Герберт Адлер ютился за обеденным столом в квартире дочери и чувствовал себя неловко, ибо присутствовал в этом неприхотливом, но опрятном жилище в отсутствии хозяйки. Он был человеком крупным и оттого, где бы ни появлялся, сразу же начинал ютиться, словно бы всяческое строение было ему тесно, что вызывало неудобство как у него самого, так и у всякого, кто находился с ним рядом. От смущения и неудобства гость спасался созерцанием букета роз, красиво расставленных в прозрачной простоватой вазе.
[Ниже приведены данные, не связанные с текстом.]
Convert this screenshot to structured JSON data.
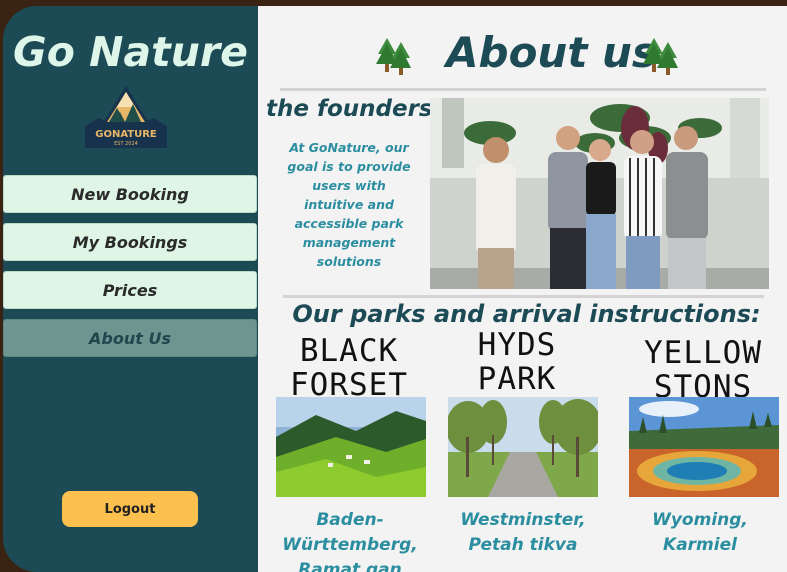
{
  "brand": "Go Nature",
  "logo": {
    "name": "GONATURE",
    "sub": "EST 2024"
  },
  "nav": [
    {
      "label": "New Booking",
      "active": false
    },
    {
      "label": "My Bookings",
      "active": false
    },
    {
      "label": "Prices",
      "active": false
    },
    {
      "label": "About Us",
      "active": true
    }
  ],
  "logout_label": "Logout",
  "page_title": "About us",
  "founders": {
    "heading": "the founders",
    "text": "At GoNature, our goal is to provide users with intuitive and accessible park management solutions"
  },
  "parks_heading": "Our parks and arrival instructions:",
  "parks": [
    {
      "name_line1": "BLACK",
      "name_line2": "FORSET",
      "loc_line1": "Baden-Württemberg,",
      "loc_line2": "Ramat gan"
    },
    {
      "name_line1": "HYDS",
      "name_line2": "PARK",
      "loc_line1": "Westminster,",
      "loc_line2": "Petah tikva"
    },
    {
      "name_line1": "YELLOW",
      "name_line2": "STONS",
      "loc_line1": "Wyoming,",
      "loc_line2": "Karmiel"
    }
  ],
  "colors": {
    "sidebar": "#1c4a55",
    "nav": "#dff6e6",
    "active": "#6d9690",
    "logout": "#fbc04e",
    "accent": "#2b8ea0"
  }
}
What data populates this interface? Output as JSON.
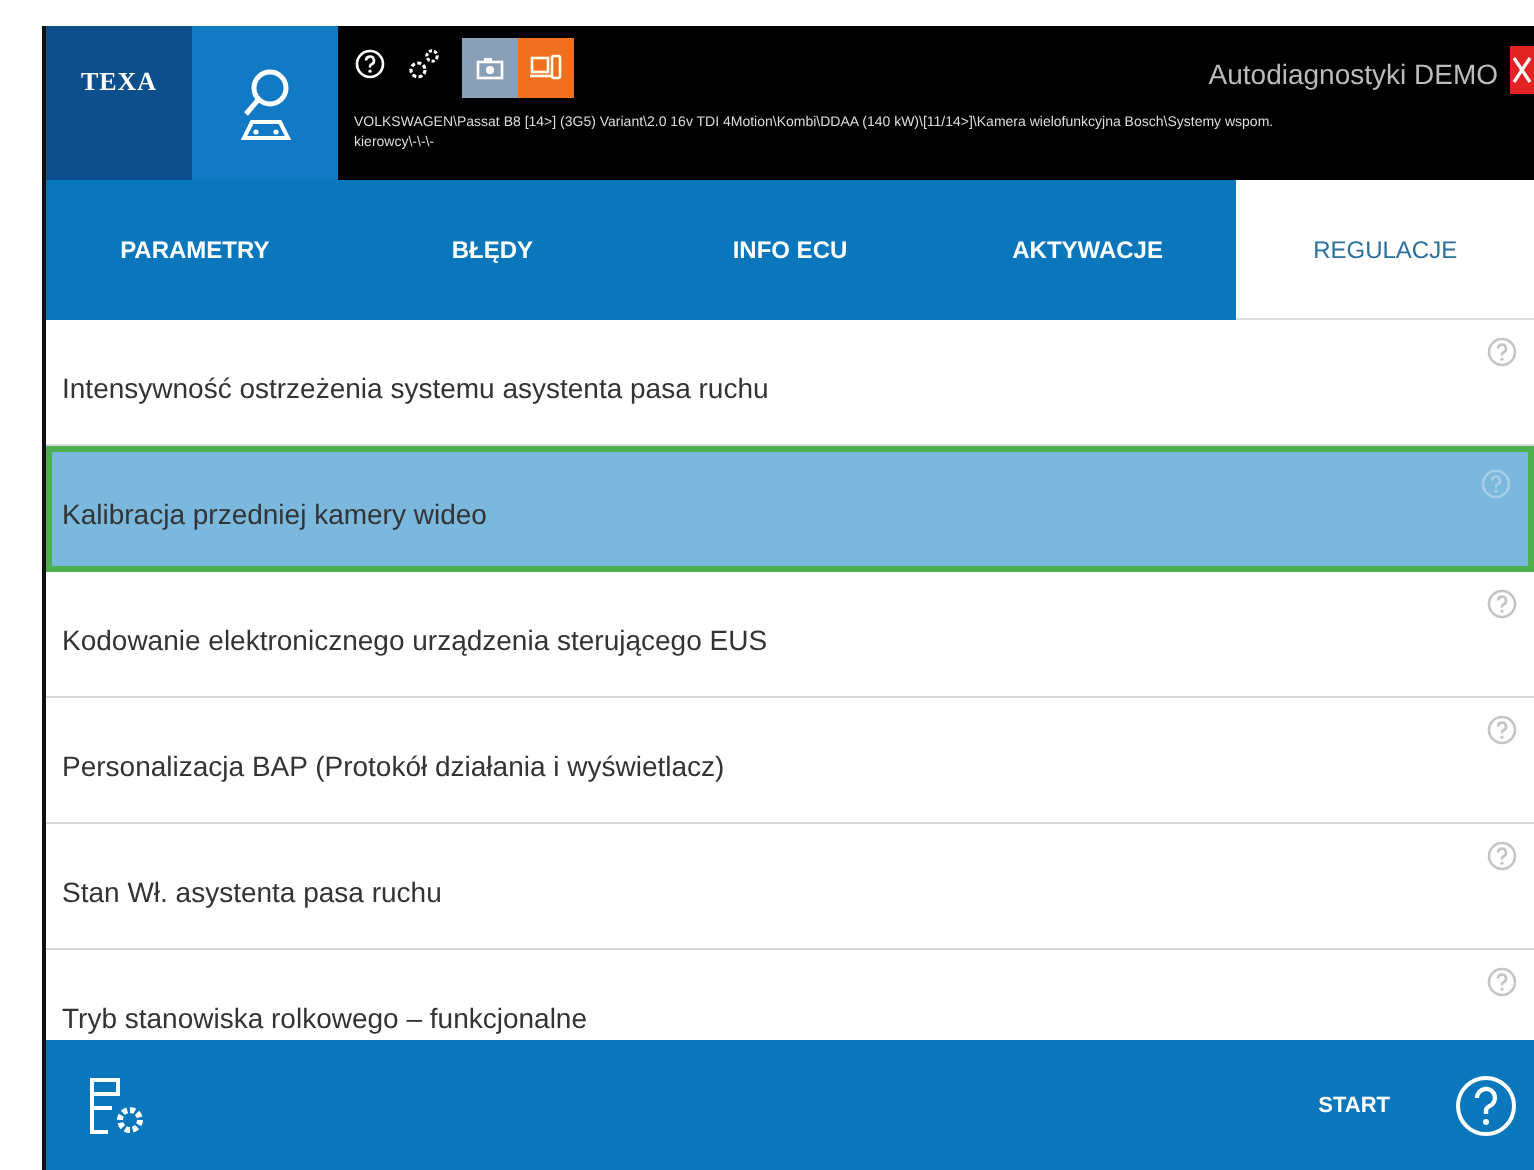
{
  "header": {
    "logo": "TEXA",
    "title": "Autodiagnostyki DEMO",
    "breadcrumb": "VOLKSWAGEN\\Passat B8 [14>] (3G5) Variant\\2.0 16v TDI 4Motion\\Kombi\\DDAA (140 kW)\\[11/14>]\\Kamera wielofunkcyjna Bosch\\Systemy wspom. kierowcy\\-\\-\\-"
  },
  "tabs": [
    {
      "label": "PARAMETRY",
      "selected": false
    },
    {
      "label": "BŁĘDY",
      "selected": false
    },
    {
      "label": "INFO ECU",
      "selected": false
    },
    {
      "label": "AKTYWACJE",
      "selected": false
    },
    {
      "label": "REGULACJE",
      "selected": true
    }
  ],
  "items": [
    {
      "label": "Intensywność ostrzeżenia systemu asystenta pasa ruchu",
      "selected": false
    },
    {
      "label": "Kalibracja przedniej kamery wideo",
      "selected": true
    },
    {
      "label": "Kodowanie elektronicznego urządzenia sterującego EUS",
      "selected": false
    },
    {
      "label": "Personalizacja BAP (Protokół działania i wyświetlacz)",
      "selected": false
    },
    {
      "label": "Stan Wł. asystenta pasa ruchu",
      "selected": false
    },
    {
      "label": "Tryb stanowiska rolkowego – funkcjonalne",
      "selected": false
    }
  ],
  "bottom_bar": {
    "start": "START"
  }
}
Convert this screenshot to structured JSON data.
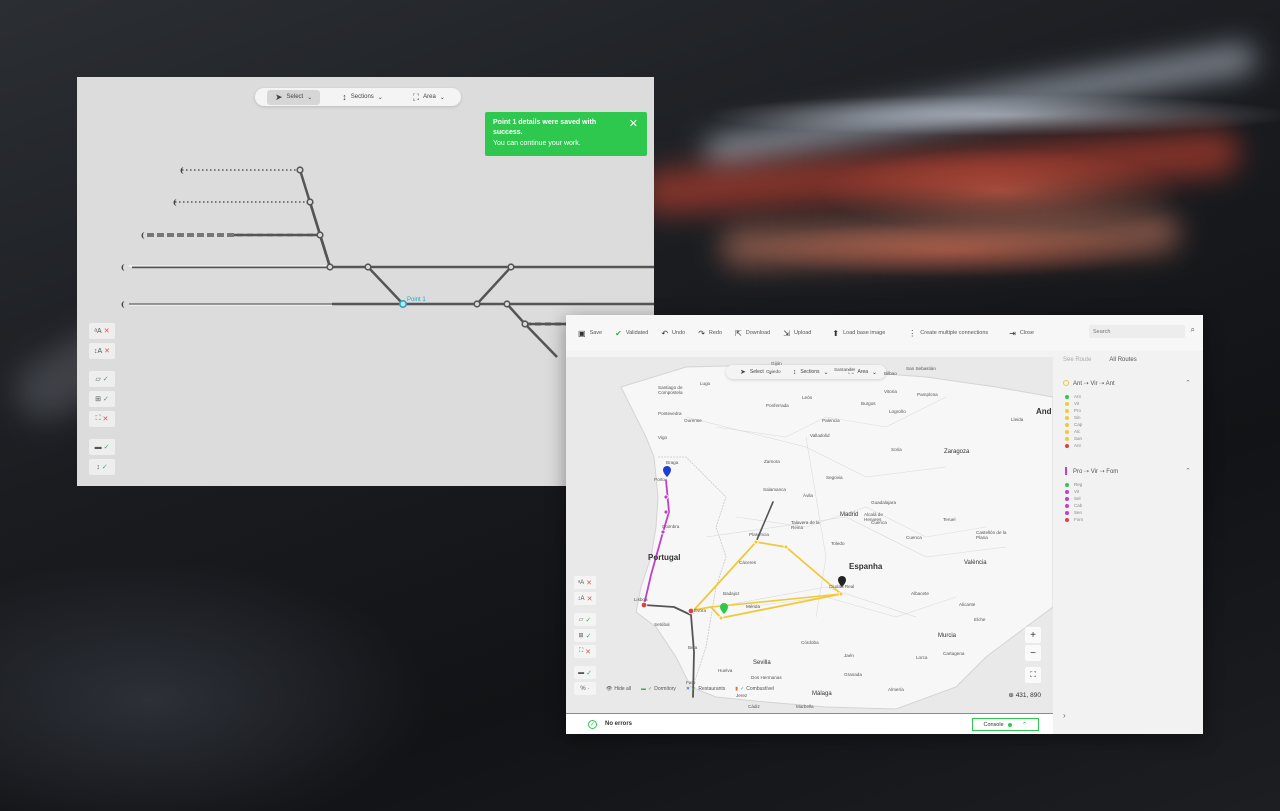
{
  "back": {
    "modes": [
      {
        "label": "Select",
        "icon": "cursor-icon"
      },
      {
        "label": "Sections",
        "icon": "section-icon"
      },
      {
        "label": "Area",
        "icon": "crop-icon"
      }
    ],
    "toast": {
      "title": "Point 1 details were saved with success.",
      "subtitle": "You can continue your work.",
      "close": "✕"
    },
    "point_label": "Point 1"
  },
  "front": {
    "toolbar": {
      "save": "Save",
      "validated": "Validated",
      "undo": "Undo",
      "redo": "Redo",
      "download": "Download",
      "upload": "Upload",
      "load_base_image": "Load base image",
      "create_multiple": "Create multiple connections",
      "close": "Close",
      "search_placeholder": "Search"
    },
    "modes": [
      {
        "label": "Select"
      },
      {
        "label": "Sections"
      },
      {
        "label": "Area"
      }
    ],
    "countries": [
      "Portugal",
      "Espanha",
      "And"
    ],
    "cities": [
      "Santiago de Compostela",
      "Lugo",
      "Ourense",
      "Pontevedra",
      "Vigo",
      "Braga",
      "Porto",
      "Coimbra",
      "Lisboa",
      "Setúbal",
      "Évora",
      "Beja",
      "Faro",
      "Badajoz",
      "Cáceres",
      "Salamanca",
      "Plasencia",
      "Madrid",
      "Toledo",
      "Ciudad Real",
      "Zamora",
      "Valladolid",
      "Palencia",
      "León",
      "Burgos",
      "Logroño",
      "Pamplona",
      "Vitoria",
      "Bilbao",
      "San Sebastián",
      "Santander",
      "Oviedo",
      "Gijón",
      "Ávila",
      "Segovia",
      "Soria",
      "Zaragoza",
      "Lleida",
      "Teruel",
      "Cuenca",
      "Guadalajara",
      "València",
      "Castellón de la Plana",
      "Albacete",
      "Alicante",
      "Murcia",
      "Cartagena",
      "Jaén",
      "Córdoba",
      "Sevilla",
      "Huelva",
      "Granada",
      "Málaga",
      "Almería",
      "Cádiz",
      "Marbella",
      "Dos Hermanas",
      "Mérida",
      "Cuenca",
      "Alcalá de Henares",
      "Talavera de la Reina",
      "Lorca",
      "Ponferrada",
      "Elche",
      "Jerez"
    ],
    "legend": {
      "hide_all": "Hide all",
      "dormitory": "Dormitory",
      "restaurants": "Restaurants",
      "combustivel": "Combustível"
    },
    "coords": "431, 890",
    "status": {
      "text": "No errors",
      "console": "Console"
    },
    "panel": {
      "tabs": [
        "See Route",
        "All Routes"
      ],
      "routes": [
        {
          "title": "Ant ⇢ Vir ⇢ Ant",
          "color": "#f0c93a",
          "stops": [
            "Ant",
            "Vir",
            "Pro",
            "Sin",
            "Cap",
            "Alc",
            "San",
            "Ant"
          ]
        },
        {
          "title": "Pro ⇢ Vir ⇢ Fom",
          "color": "#c040c8",
          "stops": [
            "Reg",
            "Vir",
            "Sel",
            "Cab",
            "Sen",
            "Fom"
          ]
        }
      ]
    },
    "colors": {
      "accent_green": "#2ec84e",
      "route_yellow": "#f0c93a",
      "route_magenta": "#c040c8",
      "route_dark": "#555555",
      "route_red": "#e04040"
    }
  }
}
Герберт купил букет вместе с вазой и водой. Ему не хотелось возиться, ждать, пока сонные цветочные девушки соберут свою очередную занудную икебану. Он просто ткнул пальцем в готовый подарок и суетливо расплатился, словно бы стыдясь своей поспешности. Ведь всякий цеховщик, ремесленник без страха и упрека, будь то цветочник или башмачник, ждет, что мы посвятим его услугам вселенную безраздельного внимания… А Герберт не мог останавливаться на мелочах долго, а ведь розы – это мелочь, так, нечто сродни полуживому гербарию. Просто непростительно, как много внимания придается цветам, словам, жестам… Обычно розы привычны и затрапезны, но когда попадается действительно словно собранный для сомнительного шедевра почтовой открытки букет, не устаешь поражаться странному совершенству замысловатых ворховатостей, сплетающихся в единый розовый стан. Ах, эти мертвые цветы… Мы забываем, что они тихо и от этого как-то еще более безвозвратно мертвы. Мы любим созерцать их, вдыхать их посмертный аромат. Ах, эти цветочные мощи, предмет мимолетного поклонения и неминуемого забвения. Каким только шекспирам не вещали вы о своих несбывшихся проказах? Любопытно, есть ли такие цветы, которые испытывают эстетическое, буквально доведенное до экстаза, наслаждение от созерцания людей? Нет, не живых людей, а как раз наоборот, мертвых. Пожалуй, есть… Иначе отчего в последний путь провожают словно бы не сотрапезники усопшего, а ходячие цветники, рассаженные по периферии заданной каждому отжившему человеку траектории, внезапно или постепенно утрамбовавшейся в отправную точку исчерпанного и от этого почему-то особо отвратительно сладостного в своей очевидной завершенности бытия?
На столе были расставлены только что приобретенные подарки: разноцветные тарелки и салатница. Вся посуда была веселой и даже несколько кукольной раскраски. Тарелки были разными. Одни обладали голубой каемкой и сулили нечто комичное в силу своего именования: «тарелочка с голубой каемочкой», другие были зелены, как молодые стебельки, а что еще нужно молодости, как не все заменяющая собой зелень? Казалось, вот войдут такие предметы в обиход, и в доме никогда не будет пасмурно, потому что на фоне таких смешных тарелок и кружек просто не может совершаться ничего хмурого и обыденного.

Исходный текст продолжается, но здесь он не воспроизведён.